⚡ TL;DR

For the foreseeable future, you can likely use 127.0.0.0/8 freely (or at least 127.0.0.0/16).

Introducing 127.0.0.0/8, the Loopback Range

If you have ever done web development or otherwise set up a local server, you have most likely used the IP address 127.0.0.1 to communicate with a local server. Often, localhost is even internally translated to that address. But what if you want to run another server on the same computer? Easy, make the first one use, say, port 8080 and the second one, port 8181!

Something more difficult now: say you can convince¹ your browser that your local service is serving a valid HTTPS connection only if you use port number 443. How can you run many of those services? In turns out in IPv4, you have many such local addresses: 127.0.0.1, 127.0.0.2, 127.0.0.3, 127.0.0.4… So you just need to spawn the various servers on the same 443 port number with different addresses and packets will go straight to your localhost.

But how many such addresses do we have? According to RFC990 from 1986:

The “class A network” translate to a /8 in CIDR notation, so that’s all addresses between 127.0.0.0 and 127.255.255.255. A quite sizeable 2²⁴ or 16,777,216 addresses²!

Note the wording of the RFC: IPs are not “owned”, there are just “allocated”. For addresses routable on the wider Internet, it’s usually done by Regional Internet Registeries. And allocations could change, as we will see at the end of this article.

Other Use Cases

What can you do with so many IPs? A couple of things.

Multiple Servers on the Same Port Number

As we have seen earlier with the port number 443 example, the 127.0.0.0/8 range is handy to run multiple local services on the same port. Thus, it’s not surprising to see systemd-resolved – a local DNS resolver that needs to listen on port 53 – use a couple addresses from that range. The man page reads:

In this case, systemd-resolved has to bind on the default port, because one of the main ways (on Unix-like systems) that DNS resolution is configured is through the file /etc/resolv.conf.
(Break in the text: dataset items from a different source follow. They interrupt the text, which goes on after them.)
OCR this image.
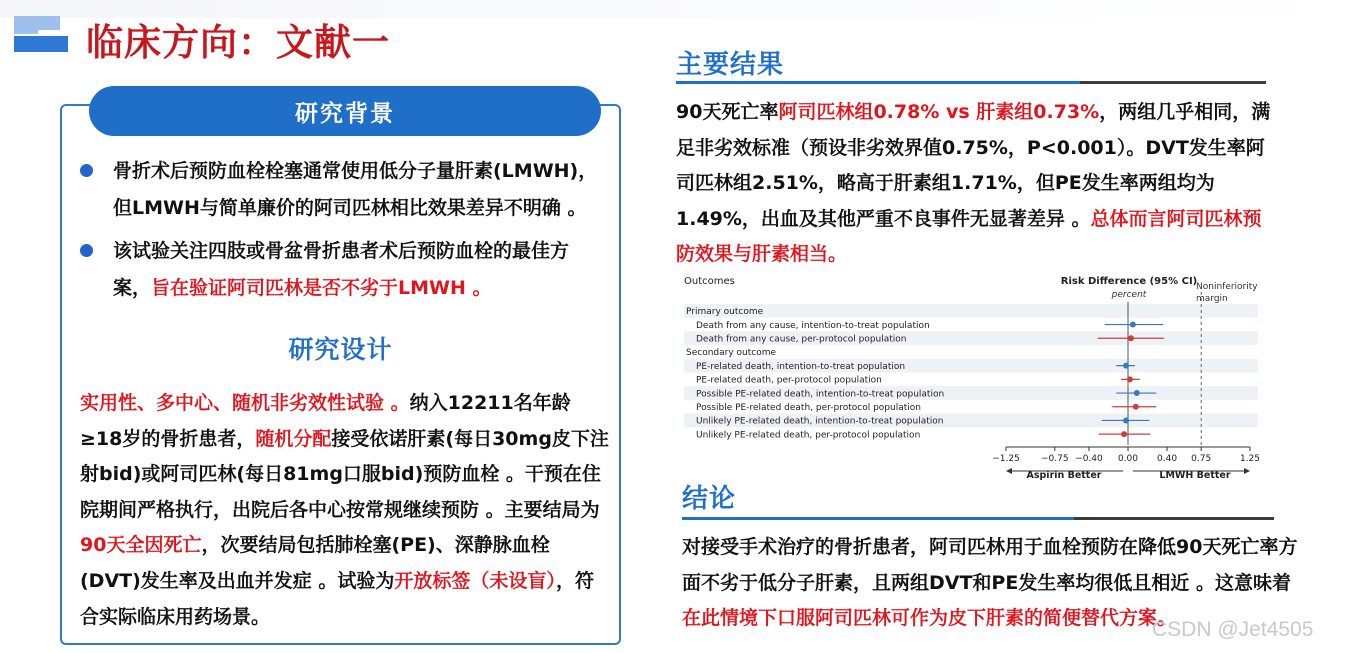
临床方向：文献一
研究背景
骨折术后预防血栓栓塞通常使用低分子量肝素(LMWH)，但LMWH与简单廉价的阿司匹林相比效果差异不明确 。
该试验关注四肢或骨盆骨折患者术后预防血栓的最佳方案，旨在验证阿司匹林是否不劣于LMWH 。
研究设计
实用性、多中心、随机非劣效性试验 。纳入12211名年龄≥18岁的骨折患者，随机分配接受依诺肝素(每日30mg皮下注射bid)或阿司匹林(每日81mg口服bid)预防血栓 。干预在住院期间严格执行，出院后各中心按常规继续预防 。主要结局为90天全因死亡，次要结局包括肺栓塞(PE)、深静脉血栓(DVT)发生率及出血并发症 。试验为开放标签（未设盲），符合实际临床用药场景。
主要结果
90天死亡率阿司匹林组0.78% vs 肝素组0.73%，两组几乎相同，满足非劣效标准（预设非劣效界值0.75%，P<0.001）。DVT发生率阿司匹林组2.51%，略高于肝素组1.71%，但PE发生率两组均为1.49%，出血及其他严重不良事件无显著差异 。总体而言阿司匹林预防效果与肝素相当。
Outcomes	Risk Difference (95% CI)
percent
Noninferiority
margin
Primary outcome
Death from any cause, intention-to-treat population
Death from any cause, per-protocol population
Secondary outcome
PE-related death, intention-to-treat population
PE-related death, per-protocol population
Possible PE-related death, intention-to-treat population
Possible PE-related death, per-protocol population
Unlikely PE-related death, intention-to-treat population
Unlikely PE-related death, per-protocol population
−1.25 −0.75 −0.40 0.00 0.40 0.75	1.25
Aspirin Better	LMWH Better
结论
对接受手术治疗的骨折患者，阿司匹林用于血栓预防在降低90天死亡率方面不劣于低分子肝素，且两组DVT和PE发生率均很低且相近 。这意味着在此情境下口服阿司匹林可作为皮下肝素的简便替代方案。
CSDN @Jet4505
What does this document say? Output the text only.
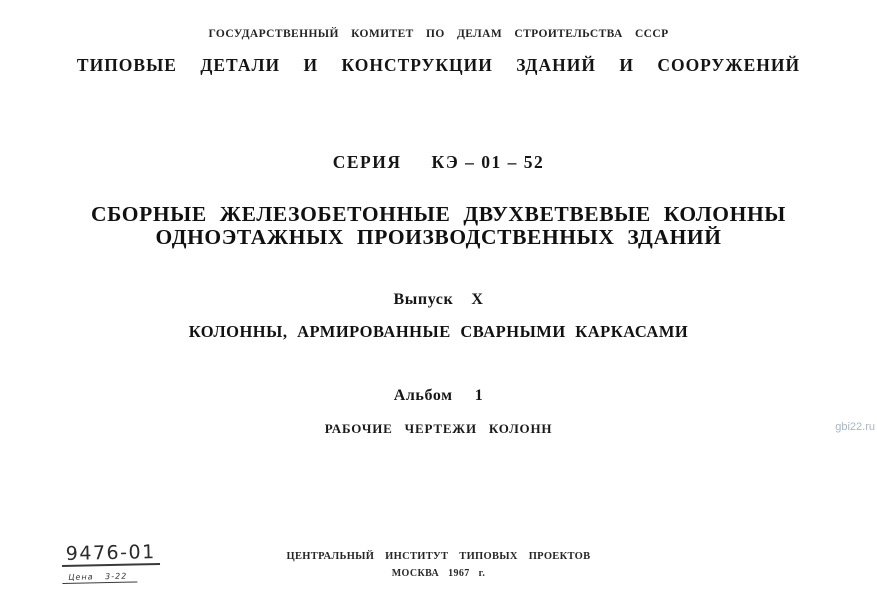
ГОСУДАРСТВЕННЫЙ КОМИТЕТ ПО ДЕЛАМ СТРОИТЕЛЬСТВА СССР
ТИПОВЫЕ ДЕТАЛИ И КОНСТРУКЦИИ ЗДАНИЙ И СООРУЖЕНИЙ
СЕРИЯ КЭ – 01 – 52
СБОРНЫЕ ЖЕЛЕЗОБЕТОННЫЕ ДВУХВЕТВЕВЫЕ КОЛОННЫ
ОДНОЭТАЖНЫХ ПРОИЗВОДСТВЕННЫХ ЗДАНИЙ
Выпуск X
КОЛОННЫ, АРМИРОВАННЫЕ СВАРНЫМИ КАРКАСАМИ
Альбом 1
РАБОЧИЕ ЧЕРТЕЖИ КОЛОНН
9476-01
Цена 3-22
ЦЕНТРАЛЬНЫЙ ИНСТИТУТ ТИПОВЫХ ПРОЕКТОВ
МОСКВА 1967 г.
gbi22.ru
This file does not widely support setting a port number, forcing the configured server to be reachable on the default port. Thanks to the use of a loopback addresse though, systemd-resolved can become the default resolver just by adding this line to resolv.conf:

nameserver 127.0.0.53

Naming Things

On Unix-like systems, the /etc/hosts file associates IP addresses with names, like so:

127.0.0.1	localhost
::1		localhost

That’s how localhost is associated with 127.0.0.1 (and IPv6 ::1).

You can edit this file and add useful aliases to other IPs (not necessarily in the local range by the way). Then, you just bind your multiple services to their default ports and access to them by name. No more complicated ports to remember! This benefit comes as a byproduct of using default ports but with different IPs for different services.

For instance, you could name one of the aforementioned systemd-resolved IPs by adding this line to /etc/hosts:

127.0.0.1	localhost
::1		localhost

127.0.0.53	sd

And then query it like so:

dig @sd s.cj.rs

instead of

dig @127.0.0.53 s.cj.rs

if you did not have the setting.

I’m using this trick to make the Syncthing web interface accessible on a memorable port on an address with a memorable name in my web browser.

Future of 127.0.0.0/8

Even if the ability to give various services different IPs is handy, 16 milion addresses is huge. Given how IPv4 is sometimes called “internet real-estate”, there have been discussions to drastically limit the size of this loopback range, and use some of it as “normal” IPs. For instance, this IETF draft proposes to cut the loopback range to 127.0.0.0/16 (so only addresses between 127.0.0.0 and 127.0.255.255) and make the rest (addresses between 127.1.0.0 and 127.255.255.255) routable on the public internet. The 65536 addresses in 127.0.0.0/16 should to be enough for almost everyone on a local machine and nearly 16 million IPs could be used as a fresh supply of IPv4 addresses³.

And IPv6?

Even though IPv6 has a huge namespace, your IPv6 loopback only has one address ::1. And that’s quite a shame because, as we have just seen, multiple loopback addresses are quite handy.